Despite what some misinformed people will tell you Liquid Nails is not and never was designed for permanent fixing, if you use slicone to grout make sure you mask the edges with tape first, it will save you a lot of headaches

----------


## Ozcar

> Despite what some misinformed people will tell you Liquid Nails is not and never was designed for permanent fixing, . . .

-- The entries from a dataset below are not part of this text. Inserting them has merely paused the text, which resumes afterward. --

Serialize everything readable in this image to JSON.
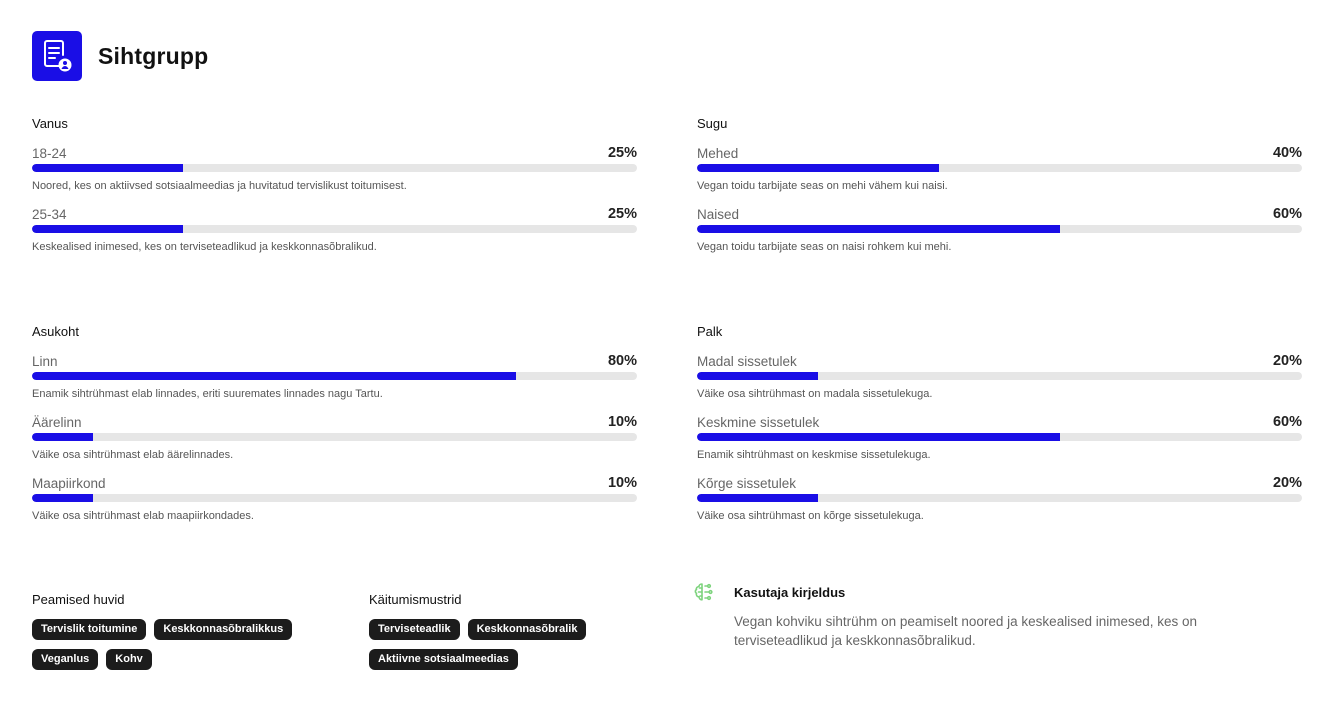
{
  "header": {
    "title": "Sihtgrupp",
    "icon": "document-user-icon"
  },
  "colors": {
    "accent": "#1a0ee6",
    "track": "#e6e6e6",
    "tag_bg": "#1c1c1c",
    "persona_icon": "#7dd37d"
  },
  "sections": {
    "vanus": {
      "title": "Vanus",
      "items": [
        {
          "label": "18-24",
          "percent_text": "25%",
          "value": 25,
          "description": "Noored, kes on aktiivsed sotsiaalmeedias ja huvitatud tervislikust toitumisest."
        },
        {
          "label": "25-34",
          "percent_text": "25%",
          "value": 25,
          "description": "Keskealised inimesed, kes on terviseteadlikud ja keskkonnasõbralikud."
        }
      ]
    },
    "sugu": {
      "title": "Sugu",
      "items": [
        {
          "label": "Mehed",
          "percent_text": "40%",
          "value": 40,
          "description": "Vegan toidu tarbijate seas on mehi vähem kui naisi."
        },
        {
          "label": "Naised",
          "percent_text": "60%",
          "value": 60,
          "description": "Vegan toidu tarbijate seas on naisi rohkem kui mehi."
        }
      ]
    },
    "asukoht": {
      "title": "Asukoht",
      "items": [
        {
          "label": "Linn",
          "percent_text": "80%",
          "value": 80,
          "description": "Enamik sihtrühmast elab linnades, eriti suuremates linnades nagu Tartu."
        },
        {
          "label": "Äärelinn",
          "percent_text": "10%",
          "value": 10,
          "description": "Väike osa sihtrühmast elab äärelinnades."
        },
        {
          "label": "Maapiirkond",
          "percent_text": "10%",
          "value": 10,
          "description": "Väike osa sihtrühmast elab maapiirkondades."
        }
      ]
    },
    "palk": {
      "title": "Palk",
      "items": [
        {
          "label": "Madal sissetulek",
          "percent_text": "20%",
          "value": 20,
          "description": "Väike osa sihtrühmast on madala sissetulekuga."
        },
        {
          "label": "Keskmine sissetulek",
          "percent_text": "60%",
          "value": 60,
          "description": "Enamik sihtrühmast on keskmise sissetulekuga."
        },
        {
          "label": "Kõrge sissetulek",
          "percent_text": "20%",
          "value": 20,
          "description": "Väike osa sihtrühmast on kõrge sissetulekuga."
        }
      ]
    }
  },
  "interests": {
    "title": "Peamised huvid",
    "tags": [
      "Tervislik toitumine",
      "Keskkonnasõbralikkus",
      "Veganlus",
      "Kohv"
    ]
  },
  "behaviors": {
    "title": "Käitumismustrid",
    "tags": [
      "Terviseteadlik",
      "Keskkonnasõbralik",
      "Aktiivne sotsiaalmeedias"
    ]
  },
  "persona": {
    "icon": "brain-icon",
    "title": "Kasutaja kirjeldus",
    "text": "Vegan kohviku sihtrühm on peamiselt noored ja keskealised inimesed, kes on terviseteadlikud ja keskkonnasõbralikud."
  }
}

  "Liquid Nails" is not a single product, it is more like a brand name - there are at least nine different types.  
I'm not sure if the blokes at Selleys, who make the stuff, are misinformed or not, but they say that several of the Liquid Nails variants are suitable for ceramic tiles. That includes Liquid Nails High Strength, Liquid Nails Clear, Liquid Nails Press N Go, Liquid Nails Fast, and Liquid Nails Platinum.  
Permanent? I don't know - is anything really permanent? Some of the above have a claimed life expectancy of 20 years though.

----------


## China

Go back and ask them for a warrenty in writing you will get a big suprise

----------


## TheOtherLeft

> Go back and ask them for a warrenty in writing you will get a big suprise

  What would you recommend then China?

----------


## China

Buy a small can of unifix I have used it for replacing odd tiles hundreds of times

----------


## m6sports

> Buy a small can of unifix I have used it for replacing odd tiles hundreds of times

  Were they the same couple of tiles done Hundreds of times or different tiles  :Biggrin:

----------


## JDub

> Were they the same couple of tiles done Hundreds of times or different tiles

   :Lolabove:

----------


## rod1949

My vote is for the Selleys Roof and Gutter silicon sealant  :2thumbsup: . I too have used it to stick 100's of ceramic tiles (and not the same one over and over) including tiles that had to be fixed to the underside of the head of window reveals. It is basically instant grab but allows you to position the tile. 
I also had to fix colourbond flashings to external corners of tiled walls again I used Sellys Roof and Gutter, but I ran out of it. I had some Bostich silicon so I used it, This flashing had to be supported for the curing time after which time it just fell. I redone it after I brought more Sellys Roof and Gutter silicon.

----------